Он спал днем, а ночью писал. Форма, которая разбудила его вчера, вернулась и этой ночью. Она была реальна и необычно волновала Штайма не только визуально; он осязал ее, обонял, даже слышал. Но подразнив, она выскальзывала из его возбужденного сознания, оставляя лишь расплывчатое беспомощное ощущение. Он мучился ночь и день, понимая, что картина не удается, он не мог ухватить главного, не мог понять, не мог расслышать. То же самое случилось и на следующую ночь, и на следующее утро.
Потом он отправился к Рицхе, и тот принял его внизу. Держался Август официально и сразу же заявил, что хотя считает эту затею чистейшим безумием, но раз Марк так решил, пускай, в конце концов, это его жизнь и он вправе ею распоряжаться по собственному разумению. Они пошли вдвоем в адвокатскую контору, она находилась недалеко, и по дороге Рицхе осведомился, почему Марк так утомленно выглядит.
– Я вас спрашиваю по той причине, – сказал он, – что, если вы передумаете, а я вас заклинаю передумать, мы все сможем аннулировать, я имею в виду все наши договоренности.
Сегодня Штайм слушал рассеяно.
– Да нет, – сказал он, – при чем тут мое решение. Не в нем дело.
– А в чем же? – спросил Август.
– Да картина. Я вижу ее, чувствую, слышу. Она пытается мне что-то сказать, а я бьюсь и не могу расслышать, понимаете, кажется, уже на слуху, уже различаю – а не могу. Черт, первый раз такое.
Они вошли в контору. Формальная часть оказалась утомительной, но в конце концов все было закончено и подписано к взаимному удовольствию адвоката и самого Марка, только Рицхе хранил непроницаемый вид. Выйдя на улицу, Марк протянул ему руку.

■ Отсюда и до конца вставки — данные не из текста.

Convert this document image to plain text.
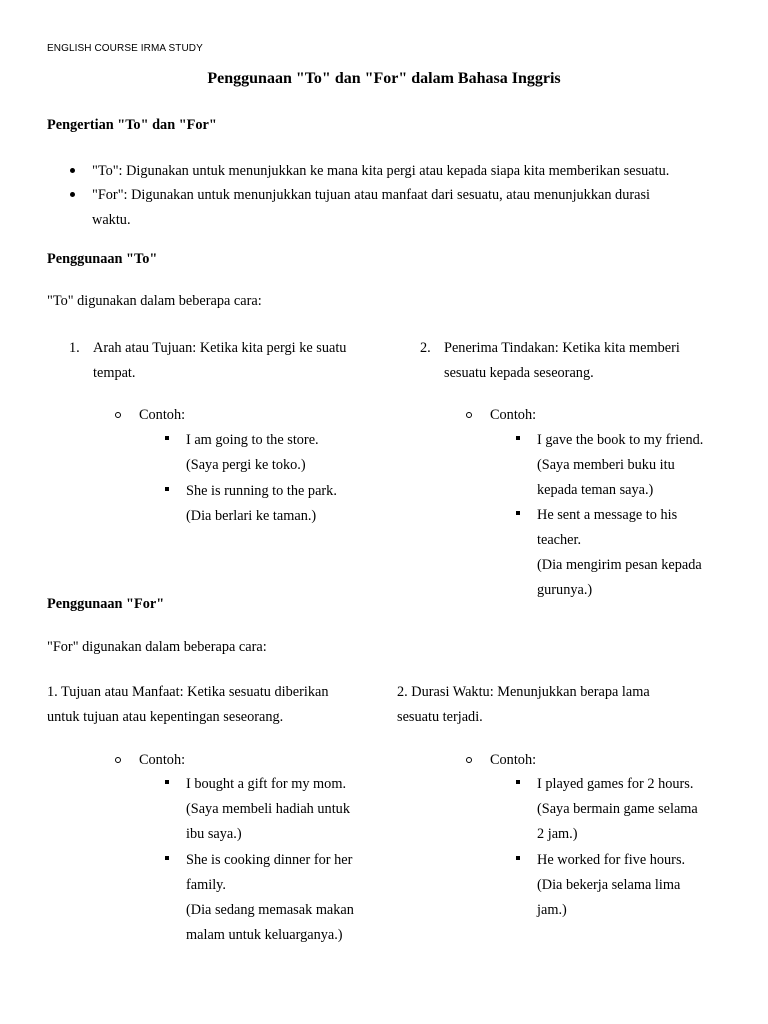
ENGLISH COURSE IRMA STUDY
Penggunaan "To" dan "For" dalam Bahasa Inggris
Pengertian "To" dan "For"
"To": Digunakan untuk menunjukkan ke mana kita pergi atau kepada siapa kita memberikan sesuatu.
"For": Digunakan untuk menunjukkan tujuan atau manfaat dari sesuatu, atau menunjukkan durasi
waktu.
Penggunaan "To"
"To" digunakan dalam beberapa cara:
1. Arah atau Tujuan: Ketika kita pergi ke suatu
tempat.
Contoh:
I am going to the store.
(Saya pergi ke toko.)
She is running to the park.
(Dia berlari ke taman.)
2. Penerima Tindakan: Ketika kita memberi
sesuatu kepada seseorang.
Contoh:
I gave the book to my friend.
(Saya memberi buku itu
kepada teman saya.)
He sent a message to his
teacher.
(Dia mengirim pesan kepada
gurunya.)
Penggunaan "For"
"For" digunakan dalam beberapa cara:
1. Tujuan atau Manfaat: Ketika sesuatu diberikan
untuk tujuan atau kepentingan seseorang.
Contoh:
I bought a gift for my mom.
(Saya membeli hadiah untuk
ibu saya.)
She is cooking dinner for her
family.
(Dia sedang memasak makan
malam untuk keluarganya.)
2. Durasi Waktu: Menunjukkan berapa lama
sesuatu terjadi.
Contoh:
I played games for 2 hours.
(Saya bermain game selama
2 jam.)
He worked for five hours.
(Dia bekerja selama lima
jam.)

– Не бойтесь, не бойтесь, я не прощаюсь навсегда, пока я только говорю до свидания. Я к вам еще забегу.
Он давно заготовил эту фразу, и Рицхе ей поверил. И они расстались, один в мешковатых мятых брюках на длинных не сгибающихся ногах, другой в аккуратном, ладно сидящем костюме, говорящем о респектабельности его владельца.
Штайм обманул его, он не пришел ни завтра, ни на второй день, он не пришел никогда. Через неделю хозяйка зашла в его комнату, чтобы пригрозить выселением за неуплату, но в комнате никого не было. Однако на столе она обнаружила записку. В ней говорилось, что ее автор, художник Марк Штайм, находясь в здравом уме и трезвой памяти, принял решение покончить с собой и собирается этой же ночью прыгнуть с моста. Дальше приводились причины, среди которых упоминались деньги, нищета, слабое здоровье, невозможность писать, ну и прочие, которые все же давали право усомниться в здравости ума и в трезвости памяти художника.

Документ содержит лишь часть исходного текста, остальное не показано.